Jiménez Valverde, A., 2012. Insights into the area under the receiver operating characteristic curve (AUC) as a discrimination measure in species distribution modelling. Global Ecology and Biogeography, 21(4), pp.498–507. http://doi.wiley.com/10.1111/j.1466-8238.2011.00683.x

The AUC has been popularized as an omnipotent statistic in assessing the predictive accuracy of species distribution models. Most studies rationalize using the AUC value as a means to rank models by claiming that it avoids setting arbitrary thresholds for predictive decisions. Here, this claim is examined in relation to the relatedness between the AUC and sensitivity/specificity for modeling realized and potential niches. By definition, the AUC should not depend on any particular point on the ROC curve but in both simulated and real data there was a strong relationship between AUC values and certain points (the point closest to perfect detection and the point where specificity=sensitivity) on the ROC curve.
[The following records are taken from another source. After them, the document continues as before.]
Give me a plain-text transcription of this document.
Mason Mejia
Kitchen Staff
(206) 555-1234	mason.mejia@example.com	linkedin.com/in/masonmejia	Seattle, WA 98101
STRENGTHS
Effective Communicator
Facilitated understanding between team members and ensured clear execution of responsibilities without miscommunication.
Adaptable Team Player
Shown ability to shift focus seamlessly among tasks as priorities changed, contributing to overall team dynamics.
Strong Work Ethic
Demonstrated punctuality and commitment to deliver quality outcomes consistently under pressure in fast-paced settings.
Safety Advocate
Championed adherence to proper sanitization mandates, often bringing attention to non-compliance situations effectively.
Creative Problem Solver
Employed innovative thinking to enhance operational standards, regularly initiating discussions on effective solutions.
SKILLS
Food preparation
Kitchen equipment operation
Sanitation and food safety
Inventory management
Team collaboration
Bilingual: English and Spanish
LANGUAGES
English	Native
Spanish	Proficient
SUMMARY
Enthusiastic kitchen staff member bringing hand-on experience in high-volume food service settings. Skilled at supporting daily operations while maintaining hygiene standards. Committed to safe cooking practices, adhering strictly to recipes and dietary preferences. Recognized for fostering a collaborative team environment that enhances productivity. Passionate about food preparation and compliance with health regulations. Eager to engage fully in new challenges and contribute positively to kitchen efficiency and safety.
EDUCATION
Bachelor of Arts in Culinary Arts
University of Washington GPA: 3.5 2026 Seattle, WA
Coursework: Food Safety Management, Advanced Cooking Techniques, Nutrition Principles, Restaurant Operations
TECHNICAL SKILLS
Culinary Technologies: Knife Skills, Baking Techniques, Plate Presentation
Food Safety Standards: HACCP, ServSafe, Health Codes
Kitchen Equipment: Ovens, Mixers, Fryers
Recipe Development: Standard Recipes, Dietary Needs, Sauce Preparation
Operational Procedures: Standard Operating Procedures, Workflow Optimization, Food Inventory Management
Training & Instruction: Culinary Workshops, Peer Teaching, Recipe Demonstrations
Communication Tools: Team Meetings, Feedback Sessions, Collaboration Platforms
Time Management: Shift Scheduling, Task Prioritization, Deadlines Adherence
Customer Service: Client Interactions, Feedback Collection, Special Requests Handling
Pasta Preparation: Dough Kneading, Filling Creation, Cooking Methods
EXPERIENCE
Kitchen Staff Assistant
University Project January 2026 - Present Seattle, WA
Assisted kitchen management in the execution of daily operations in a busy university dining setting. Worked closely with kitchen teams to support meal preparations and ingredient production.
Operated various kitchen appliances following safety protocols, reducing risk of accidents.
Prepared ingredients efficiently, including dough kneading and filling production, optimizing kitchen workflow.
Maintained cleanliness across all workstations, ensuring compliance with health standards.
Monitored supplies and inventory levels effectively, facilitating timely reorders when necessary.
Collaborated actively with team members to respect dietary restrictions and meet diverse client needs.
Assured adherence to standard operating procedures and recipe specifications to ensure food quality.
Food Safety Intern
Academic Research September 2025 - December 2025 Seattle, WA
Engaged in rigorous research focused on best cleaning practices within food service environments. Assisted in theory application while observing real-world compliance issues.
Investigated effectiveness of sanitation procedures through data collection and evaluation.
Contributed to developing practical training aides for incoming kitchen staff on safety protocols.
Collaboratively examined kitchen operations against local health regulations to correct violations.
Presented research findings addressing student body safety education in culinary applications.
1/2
In different settings (ie. studying the realized vs. potential niche), the fact that the AUC depends on certain points could be problematic because weighting errors should not be the same in each circumstance. For instance, type 1 errors (false positives) should not count as much as false negatives in modeling potential distributions as they do in modeling realized distributions. Thus, the author suggests that instead of reporting AUC values only, reporting contingency tables with varying thresholds for sensitivity and specificity may actually give us more insight into the predictability of SDMs. Overall, I agree with the author that researchers evaluating model performance need to be aware of the problems associated with using AUC values, but I am unsure of a systematic approach that would be appropriate to reporting contingency tables with thresholded values of sensitivity and specificity.